Searching for data must suit a variety of users based on their “search experience”. The ability to use simple search criteria typically is balanced against the accuracy required of the search engine (i.e. precision vs recall). While complex search criteria may return more relevant results, nowadays there are various user-friendly smart search capabilities that can in-part replace the need for complex queries to return a user’s expected results. For example:
- Filters and faceted search
- Relevant dataset suggestions
- Search helpers and auto-complete
- Real-time optimised search results where past searches and user audit feed back into search to improve search quality.
Search should not only allow enable datasets to become ‘Findable’, but the search itself should be ‘Reusable’ where searches can be saved and re-run at a later date. Furthermore, URLs of searches should be copiable to enable searches to be shared within the community. Options for this are intuitively built-in to the user interface of FAIR Data Services.
Despite the many user-friendly approaches to search, ultimately a search engine is only as good as the data it indexes. While there is some variability in approaches to indexing, there are certain use cases and should be the foundation of searching across datasets and metadata. Users should be able to find data via:
- Catalogue entry information (e.g. title, description, source, publisher, etc)

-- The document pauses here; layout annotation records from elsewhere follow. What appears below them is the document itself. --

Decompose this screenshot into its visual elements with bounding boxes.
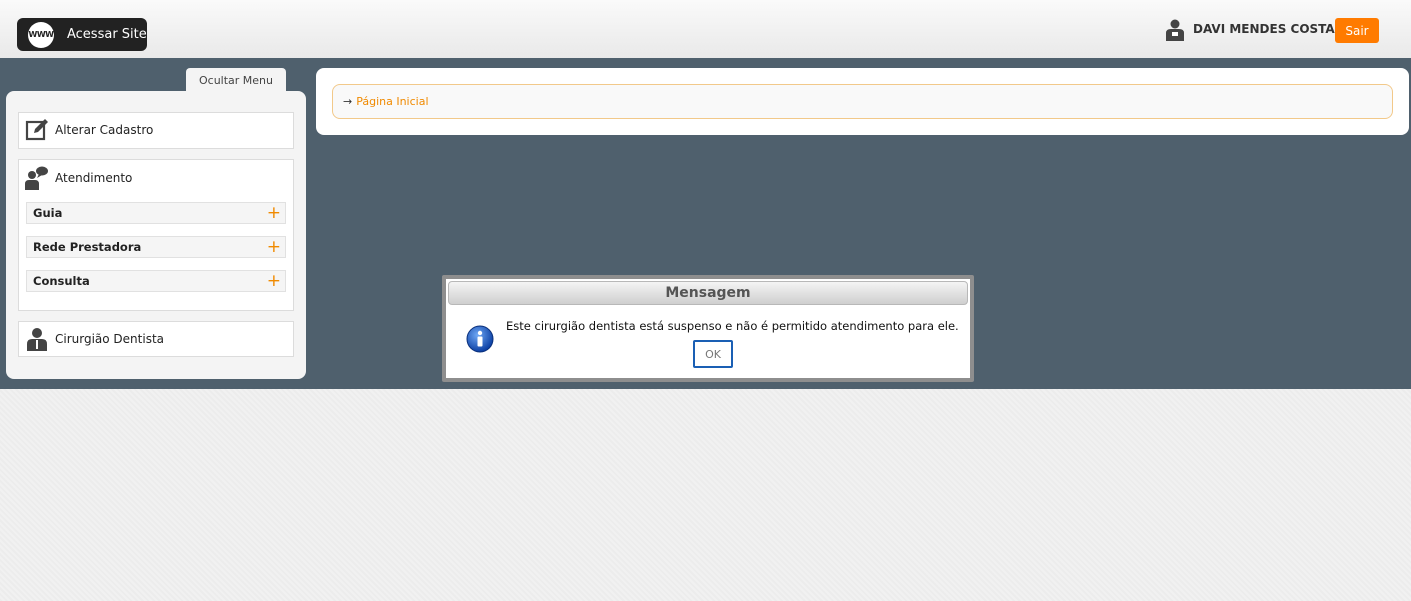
dialog-message: Este cirurgião dentista está suspenso e …	[506, 319, 959, 333]
submenu-label: Consulta	[33, 274, 90, 288]
breadcrumb: → Página Inicial	[332, 84, 1393, 119]
plus-icon: +	[266, 270, 281, 291]
submenu-label: Guia	[33, 206, 63, 220]
content-panel: → Página Inicial	[316, 68, 1409, 135]
user-name: DAVI MENDES COSTA	[1193, 22, 1335, 36]
submenu-consulta[interactable]: Consulta +	[26, 270, 286, 292]
sidebar-item-atendimento: Atendimento Guia + Rede Prestadora + Con…	[18, 159, 294, 311]
chat-user-icon	[25, 166, 48, 190]
globe-icon: WWW	[28, 21, 54, 48]
message-dialog: Mensagem Este cirurgião dentista está su…	[442, 275, 974, 382]
plus-icon: +	[266, 202, 281, 223]
ok-button[interactable]: OK	[693, 340, 733, 368]
info-icon	[466, 325, 494, 353]
sidebar-item-label: Atendimento	[55, 171, 133, 185]
sidebar-item-atendimento-header[interactable]: Atendimento	[19, 160, 293, 196]
submenu-label: Rede Prestadora	[33, 240, 142, 254]
access-site-label: Acessar Site	[67, 27, 147, 42]
sidebar-item-alterar-cadastro[interactable]: Alterar Cadastro	[18, 112, 294, 149]
sidebar-item-label: Cirurgião Dentista	[55, 332, 165, 346]
access-site-button[interactable]: WWW Acessar Site	[17, 18, 147, 51]
hide-menu-tab[interactable]: Ocultar Menu	[186, 68, 286, 92]
dentist-icon	[27, 328, 47, 351]
breadcrumb-arrow: →	[343, 95, 353, 108]
sidebar-item-label: Alterar Cadastro	[55, 123, 154, 137]
plus-icon: +	[266, 236, 281, 257]
sidebar-item-cirurgiao-dentista[interactable]: Cirurgião Dentista	[18, 321, 294, 357]
dialog-title: Mensagem	[448, 281, 968, 305]
breadcrumb-home-link[interactable]: Página Inicial	[356, 95, 428, 108]
edit-icon	[25, 119, 48, 141]
top-bar: WWW Acessar Site DAVI MENDES COSTA Sair	[0, 0, 1411, 59]
user-icon	[1166, 19, 1184, 41]
submenu-guia[interactable]: Guia +	[26, 202, 286, 224]
submenu-rede-prestadora[interactable]: Rede Prestadora +	[26, 236, 286, 258]
sidebar: Alterar Cadastro Atendimento Guia + Rede…	[6, 91, 306, 379]
logout-button[interactable]: Sair	[1335, 18, 1379, 43]
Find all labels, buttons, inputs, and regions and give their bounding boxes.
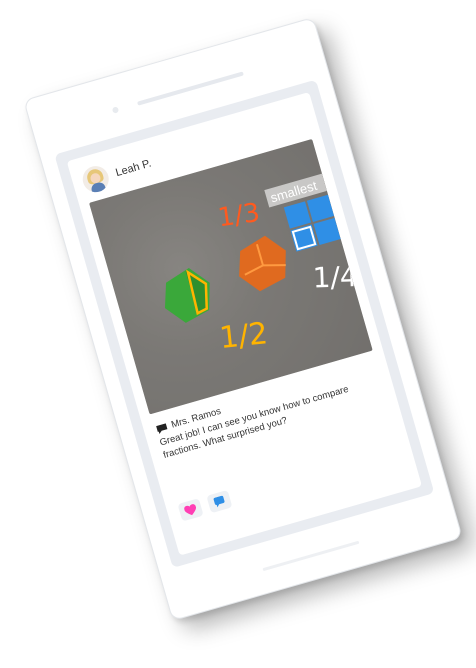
home-indicator: [262, 540, 360, 572]
student-avatar[interactable]: [79, 163, 112, 196]
heart-icon: [184, 503, 196, 515]
speaker-grille: [137, 71, 244, 106]
phone-frame: Leah P. smallest 1/3 1/2 1/4 Mrs. Ramos …: [23, 16, 463, 622]
author-name[interactable]: Leah P.: [114, 158, 152, 180]
reaction-bar: [177, 489, 233, 522]
one-fourth-label: 1/4: [312, 260, 358, 295]
reply-button[interactable]: [206, 489, 233, 514]
comment-icon: [213, 495, 225, 507]
like-button[interactable]: [177, 498, 204, 522]
phone-screen: Leah P. smallest 1/3 1/2 1/4 Mrs. Ramos …: [54, 79, 435, 568]
one-third-label: 1/3: [216, 198, 262, 234]
front-camera: [111, 106, 120, 114]
post-card: Leah P. smallest 1/3 1/2 1/4 Mrs. Ramos …: [66, 92, 423, 556]
speech-bubble-icon: [156, 422, 168, 434]
one-half-label: 1/2: [218, 316, 270, 356]
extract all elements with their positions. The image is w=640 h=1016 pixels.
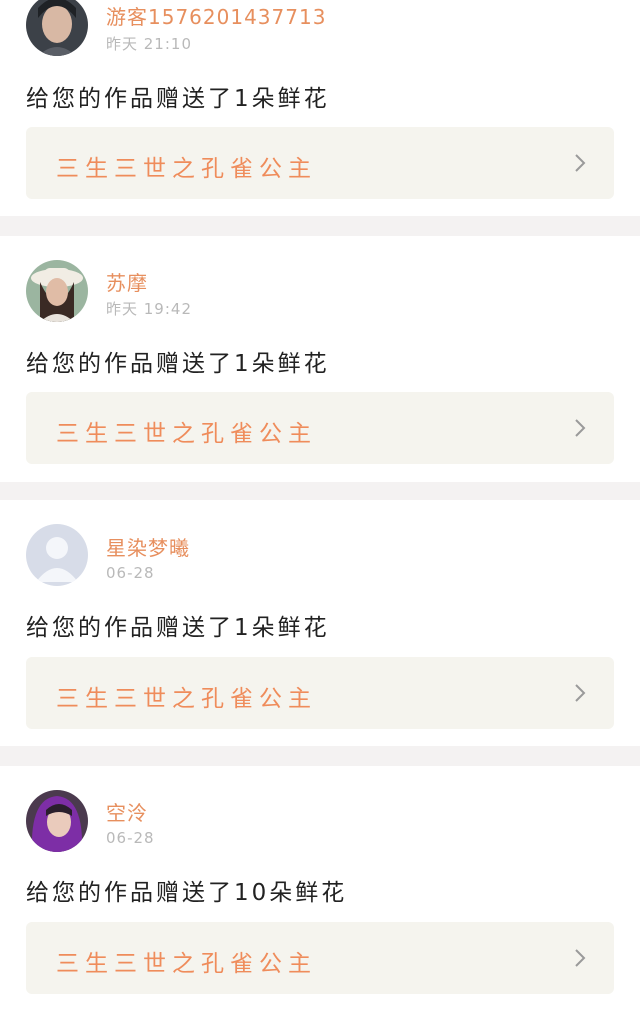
notification-card: 苏摩 昨天 19:42 给您的作品赠送了1朵鲜花 三生三世之孔雀公主 <box>0 236 640 482</box>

- Data dictionaries (e.g. the fields of the dataset)
- Tags/keywords that are used to classify datasets
- Persistent identifier such as DOIs
- Data type
- Dataset values (e.g. find a dataset with field ‘score’ > 10)
- Semantics and ontologies (e.g. searching for asthma returns results with bronchitis)
Searching for data should understand semantics, which can be difficult in an ecosystem like biomedicine with so many different ontological systems. What is required is a harmonisation of these semantic repositories.
How we address Findability
The first release of Aridhia FAIR Data Services addresses much of the above by giving researchers and innovators the ability to discover and understand data through dataset search, classification and efficient metadata browsing capabilities described via dataset catalogues, dictionaries and associated attached assets.
Specifically, this release comprises the following features:
|Role-based Access Control||
|Built on Standards||
|Integration with Aridhia Workspaces||
|Privacy by Design||
Throughout the rest of 2020, more features will be rolled out as they are completed. This includes:
- Further integration with Aridhia Workspaces that allows users to transfer data directly from FAIR Data Services for secure and compliant data analytical capabilities.
- The ability to optionally de-identify data on route to your Workspace to satisfy compliance and governance requirements. Approved administrators may then re-identify data.
- Exploration of datasets made possible via statistical profiles and row-level previews of data (either synthetic or real).
- Querying and filtering of datasets so that derived subsets and combinations of data can be easily generated.
- Auditing actions that show how data is being used on the service. This will include things like DOI citation tracking to show where and by who the data is being utilised.
- Federated data sharing that connects you with other compliant data silos or FAIR services conforming to a defined API.